# Web Scraping using BeautifulSoup

### Importing all required packages

In [1]:
import requests
import lxml.html as lh
import pandas as pd
from bs4 import BeautifulSoup

In [2]:
url = 'https://en.wikipedia.org/wiki/List_of_postal_codes_of_Canada:_M'
result = requests.get(url).text

### Collecting required data and converting to dictionary then to dataframe

In [3]:
soup = BeautifulSoup(result, 'lxml')
col = []
values = []
table= soup.find('table', class_ = 'wikitable')

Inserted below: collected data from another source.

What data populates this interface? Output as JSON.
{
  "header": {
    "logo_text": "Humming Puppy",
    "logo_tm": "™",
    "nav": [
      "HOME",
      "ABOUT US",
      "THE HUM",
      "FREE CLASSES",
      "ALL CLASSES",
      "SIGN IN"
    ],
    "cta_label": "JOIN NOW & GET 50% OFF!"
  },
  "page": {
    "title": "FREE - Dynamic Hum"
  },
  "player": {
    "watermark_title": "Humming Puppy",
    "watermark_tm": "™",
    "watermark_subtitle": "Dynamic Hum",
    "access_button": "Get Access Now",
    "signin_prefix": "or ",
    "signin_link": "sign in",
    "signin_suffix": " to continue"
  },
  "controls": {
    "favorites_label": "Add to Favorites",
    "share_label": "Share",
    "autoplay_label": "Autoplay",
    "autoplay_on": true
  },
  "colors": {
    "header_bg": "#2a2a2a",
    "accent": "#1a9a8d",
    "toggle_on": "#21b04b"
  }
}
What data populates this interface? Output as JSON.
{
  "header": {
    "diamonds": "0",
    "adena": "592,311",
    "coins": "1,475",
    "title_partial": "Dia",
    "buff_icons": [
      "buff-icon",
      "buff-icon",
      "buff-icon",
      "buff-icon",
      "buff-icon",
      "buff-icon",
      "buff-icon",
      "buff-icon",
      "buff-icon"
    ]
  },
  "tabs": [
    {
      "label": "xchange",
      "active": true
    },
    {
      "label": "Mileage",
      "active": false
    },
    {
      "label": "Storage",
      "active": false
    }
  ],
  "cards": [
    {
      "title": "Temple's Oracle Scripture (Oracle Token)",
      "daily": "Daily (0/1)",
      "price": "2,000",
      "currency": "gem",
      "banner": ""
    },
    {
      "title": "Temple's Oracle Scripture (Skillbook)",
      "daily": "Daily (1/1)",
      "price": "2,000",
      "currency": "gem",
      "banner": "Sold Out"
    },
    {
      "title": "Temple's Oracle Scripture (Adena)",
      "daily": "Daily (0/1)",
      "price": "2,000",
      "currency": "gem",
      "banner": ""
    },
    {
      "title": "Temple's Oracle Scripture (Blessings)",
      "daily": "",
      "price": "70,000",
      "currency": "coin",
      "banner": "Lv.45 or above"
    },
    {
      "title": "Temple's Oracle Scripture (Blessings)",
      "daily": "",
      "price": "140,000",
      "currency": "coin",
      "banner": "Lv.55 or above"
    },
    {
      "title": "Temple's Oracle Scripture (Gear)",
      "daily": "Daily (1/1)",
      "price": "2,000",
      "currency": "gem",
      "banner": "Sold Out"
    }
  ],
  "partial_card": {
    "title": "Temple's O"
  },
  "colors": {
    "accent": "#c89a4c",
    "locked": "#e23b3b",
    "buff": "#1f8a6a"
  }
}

for match in table.find_all('th'):
    head = match.text.rstrip('\n')
    col.append((head,[]))

for item in table.find_all('td'):
    data = item.text.rstrip('\n')
    values.append(data)

for i in range(len(values)):
    col[i%3][1].append(values[i])
    i+=1

Dict={title:column for (title,column) in col}
df=pd.DataFrame(Dict)
df.tail()

Unnamed: 0,Postal code,Borough,Neighborhood
175,M5Z,Not assigned,
176,M6Z,Not assigned,
177,M7Z,Not assigned,
178,M8Z,Etobicoke,Mimico NW / The Queensway West / South of Bloo...
179,M9Z,Not assigned,


### Refining the dataframe

In [4]:
df = df[df.Borough!='Not assigned'] # Deleting rows having Not assigned values in Borough column

In [5]:
df.head()

Unnamed: 0,Postal code,Borough,Neighborhood
2,M3A,North York,Parkwoods
3,M4A,North York,Victoria Village
4,M5A,Downtown Toronto,Regent Park / Harbourfront
5,M6A,North York,Lawrence Manor / Lawrence Heights
6,M7A,Downtown Toronto,Queen's Park / Ontario Provincial Government


In [6]:
df.reset_index() # Resetting the index

Unnamed: 0,index,Postal code,Borough,Neighborhood
0,2,M3A,North York,Parkwoods
1,3,M4A,North York,Victoria Village
2,4,M5A,Downtown Toronto,Regent Park / Harbourfront
3,5,M6A,North York,Lawrence Manor / Lawrence Heights
4,6,M7A,Downtown Toronto,Queen's Park / Ontario Provincial Government
...,...,...,...,...
98,160,M8X,Etobicoke,The Kingsway / Montgomery Road / Old Mill North
99,165,M4Y,Downtown Toronto,Church and Wellesley
100,168,M7Y,East Toronto,Business reply mail Processing CentrE
101,169,M8Y,Etobicoke,Old Mill South / King's Mill Park / Sunnylea /...


In [7]:
df['Neighborhood'] = df['Neighborhood'].str.replace('/',',') # Replacing # with ,

In [8]:
df.head()

Unnamed: 0,Postal code,Borough,Neighborhood
2,M3A,North York,Parkwoods
3,M4A,North York,Victoria Village
4,M5A,Downtown Toronto,"Regent Park , Harbourfront"
5,M6A,North York,"Lawrence Manor , Lawrence Heights"
6,M7A,Downtown Toronto,"Queen's Park , Ontario Provincial Government"


In [9]:
df['Neighborhood'] = df['Neighborhood'].str.replace(' , ',', ')

In [10]:
df.head()

Unnamed: 0,Postal code,Borough,Neighborhood
2,M3A,North York,Parkwoods
3,M4A,North York,Victoria Village
4,M5A,Downtown Toronto,"Regent Park, Harbourfront"
5,M6A,North York,"Lawrence Manor, Lawrence Heights"
6,M7A,Downtown Toronto,"Queen's Park, Ontario Provincial Government"


In [11]:
df[df['Neighborhood']==''] #Checking if column Neighborhood has any blank values

Unnamed: 0,Postal code,Borough,Neighborhood


In [12]:
df.shape

(103, 3)